If you miss one moment of enjoying your own life and relationships because you're trying to punish someone else, the bad guy wins.
[from a reader] Whenever I feel myself resenting someone, I reach out. I have made good friends that way.
You cannot tie your fiance to the railroad track of self-reflection and personal improvement.
When the choice is between a demanding relationship and a vintage pickup truck, I'll choose the truck every time.
When you're a single parent, you're often lonely, yet seldom alone. There is no backup ... It is mothering without a net.
You must give and receive love only when doing so doesn't hurt others. That's the ethical path, and you should gain strength from walking it.
I believe that everyone deserves love, and sometimes looking outside your own culture is a good way to find it.
Being inclusive sometimes means being kind toward people whose views are repugnant. But you should only do so if it is physically and emotionally safe for you.
You should not propose marriage until you have resolved your feelings about your ex.
Almost any group of three is going to form a triangle, with two points closer to one another.
Have you ever noticed how bored people are also boring?
The fullness of life is incubated in its messy places.
Single parenthood is hard, but it's simple too. You just do everything yourself.
Absence really can make the heart grow fonder, even when the [man's] feet wander.
If you turn the heat down on the relationship, she will soften, the tension will lessen, and she will eventually inch closer to you. Don't go in for the hug until you achieve a handshake.
Not every relationship can be altered to fit.

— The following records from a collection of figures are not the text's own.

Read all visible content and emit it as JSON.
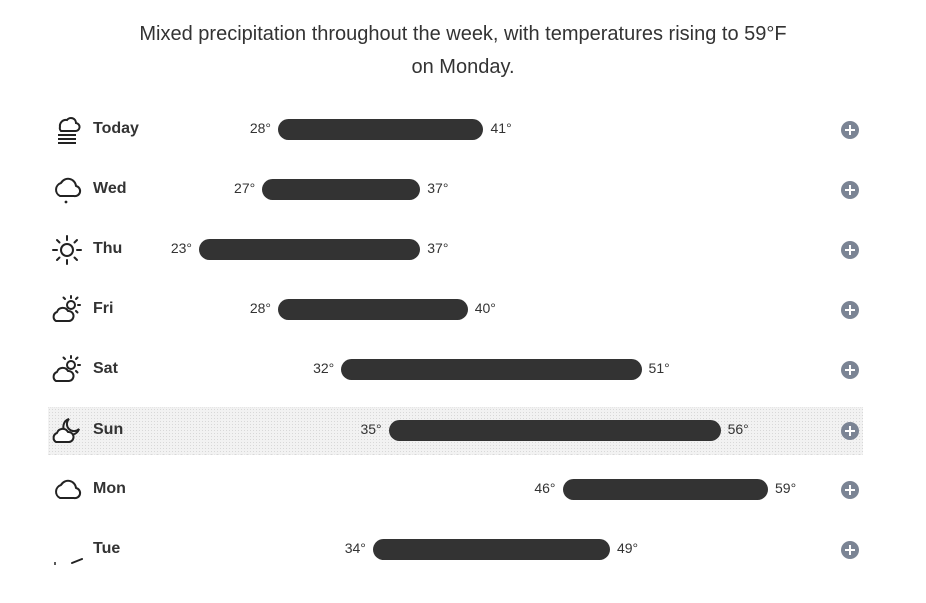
{
  "summary": {
    "line1": "Mixed precipitation throughout the week, with temperatures rising to 59°F",
    "line2": "on Monday."
  },
  "temp_scale": {
    "min": 23,
    "max": 59
  },
  "days": [
    {
      "label": "Today",
      "icon": "fog-icon",
      "low": 28,
      "high": 41,
      "low_label": "28°",
      "high_label": "41°"
    },
    {
      "label": "Wed",
      "icon": "cloud-drizzle-icon",
      "low": 27,
      "high": 37,
      "low_label": "27°",
      "high_label": "37°"
    },
    {
      "label": "Thu",
      "icon": "sun-icon",
      "low": 23,
      "high": 37,
      "low_label": "23°",
      "high_label": "37°"
    },
    {
      "label": "Fri",
      "icon": "partly-cloudy-icon",
      "low": 28,
      "high": 40,
      "low_label": "28°",
      "high_label": "40°"
    },
    {
      "label": "Sat",
      "icon": "partly-cloudy-icon",
      "low": 32,
      "high": 51,
      "low_label": "32°",
      "high_label": "51°"
    },
    {
      "label": "Sun",
      "icon": "partly-cloudy-night-icon",
      "low": 35,
      "high": 56,
      "low_label": "35°",
      "high_label": "56°",
      "highlighted": true
    },
    {
      "label": "Mon",
      "icon": "cloud-icon",
      "low": 46,
      "high": 59,
      "low_label": "46°",
      "high_label": "59°"
    },
    {
      "label": "Tue",
      "icon": "rain-icon",
      "low": 34,
      "high": 49,
      "low_label": "34°",
      "high_label": "49°"
    }
  ]
}
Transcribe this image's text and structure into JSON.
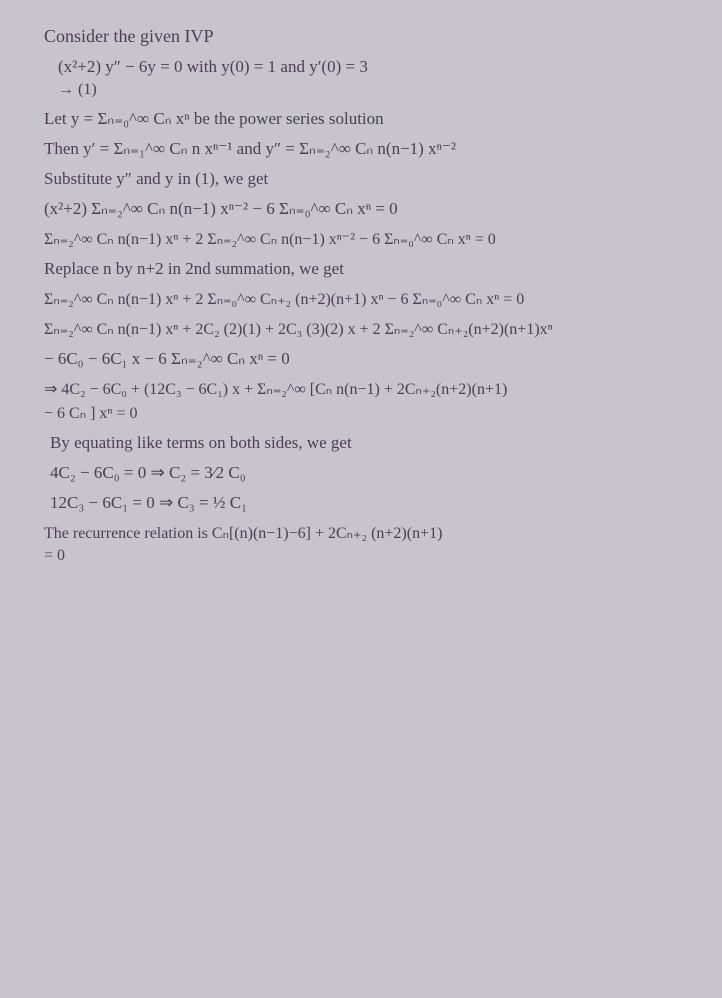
{
  "lines": {
    "l1": "Consider the given IVP",
    "l2": "(x²+2) y″  − 6y = 0   with  y(0) = 1  and  y′(0) = 3",
    "l2a": "                         → (1)",
    "l3": "Let  y = Σₙ₌₀^∞  Cₙ xⁿ  be the power series solution",
    "l4": "Then  y′ = Σₙ₌₁^∞ Cₙ n xⁿ⁻¹  and  y″ = Σₙ₌₂^∞ Cₙ n(n−1) xⁿ⁻²",
    "l5": "Substitute  y″ and  y  in (1), we get",
    "l6": "(x²+2) Σₙ₌₂^∞ Cₙ n(n−1) xⁿ⁻²  −  6 Σₙ₌₀^∞ Cₙ xⁿ  = 0",
    "l7": "Σₙ₌₂^∞ Cₙ n(n−1) xⁿ  +  2 Σₙ₌₂^∞ Cₙ n(n−1) xⁿ⁻²  −  6 Σₙ₌₀^∞ Cₙ xⁿ = 0",
    "l8": "Replace n by n+2 in 2nd summation, we get",
    "l9": "Σₙ₌₂^∞ Cₙ n(n−1) xⁿ + 2 Σₙ₌₀^∞ Cₙ₊₂ (n+2)(n+1) xⁿ − 6 Σₙ₌₀^∞ Cₙ xⁿ = 0",
    "l10": "Σₙ₌₂^∞ Cₙ n(n−1) xⁿ + 2C₂ (2)(1) + 2C₃ (3)(2) x + 2 Σₙ₌₂^∞ Cₙ₊₂(n+2)(n+1)xⁿ",
    "l11": "− 6C₀ − 6C₁ x  − 6 Σₙ₌₂^∞ Cₙ xⁿ = 0",
    "l12": "⇒  4C₂ − 6C₀  + (12C₃ − 6C₁) x + Σₙ₌₂^∞ [Cₙ n(n−1) + 2Cₙ₊₂(n+2)(n+1)",
    "l12a": "                                             − 6 Cₙ ] xⁿ = 0",
    "l13": "By equating like terms on both sides, we get",
    "l14": "4C₂ − 6C₀ = 0  ⇒   C₂ = 3⁄2 C₀",
    "l15": "12C₃ − 6C₁ = 0  ⇒   C₃ = ½ C₁",
    "l16": "The recurrence relation is   Cₙ[(n)(n−1)−6] + 2Cₙ₊₂ (n+2)(n+1)",
    "l16a": "                                                        = 0"
  }
}
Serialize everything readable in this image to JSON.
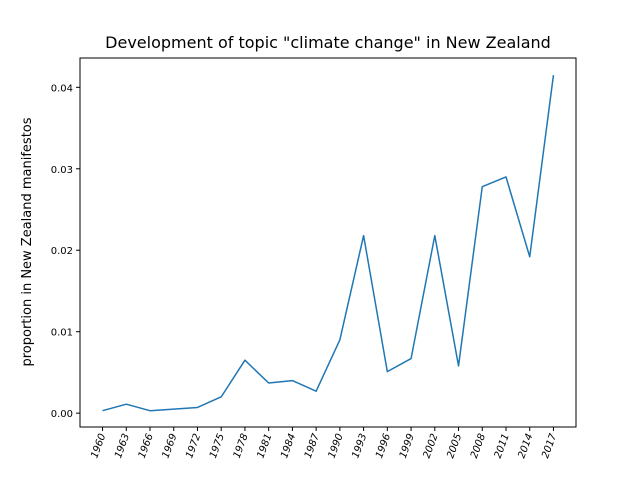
{
  "chart_data": {
    "type": "line",
    "title": "Development of topic \"climate change\" in New Zealand",
    "xlabel": "",
    "ylabel": "proportion in New Zealand manifestos",
    "x": [
      "1960",
      "1963",
      "1966",
      "1969",
      "1972",
      "1975",
      "1978",
      "1981",
      "1984",
      "1987",
      "1990",
      "1993",
      "1996",
      "1999",
      "2002",
      "2005",
      "2008",
      "2011",
      "2014",
      "2017"
    ],
    "series": [
      {
        "values": [
          0.0003,
          0.0011,
          0.0003,
          0.0005,
          0.0007,
          0.002,
          0.0065,
          0.0037,
          0.004,
          0.0027,
          0.009,
          0.0218,
          0.0051,
          0.0067,
          0.0218,
          0.0058,
          0.0278,
          0.029,
          0.0192,
          0.0415
        ],
        "color": "#1f77b4"
      }
    ],
    "yticks": [
      "0.00",
      "0.01",
      "0.02",
      "0.03",
      "0.04"
    ],
    "ylim": [
      -0.0017,
      0.0436
    ],
    "grid": false
  }
}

Ask 10 people about their family relationships and at least five of them will report an estrangement.
In life, you don't get instant satisfaction. In life, you get to slog. You work. You grow. You take the long view. You fill the void with self-actualization.
Needy and boring parents tend to have needy and bored children.
One of the benefits of being divorced is that you no longer need to listen to your ex's assessment of the appropriateness of your actions.
One of the privileges of adulthood is that your parents don't get to tell you what to do.
One person gets to decide if something is a problem in a relationship.
Mature people must find their own ways to cope with their own temptations.
He sounds like someone who might best be loved from a distance.
Couples who have been together for a long time say the key to staying together is to work as a team toward the greater good, tolerating some tough (even tragic) times to grow together and work toward a mature kind of union.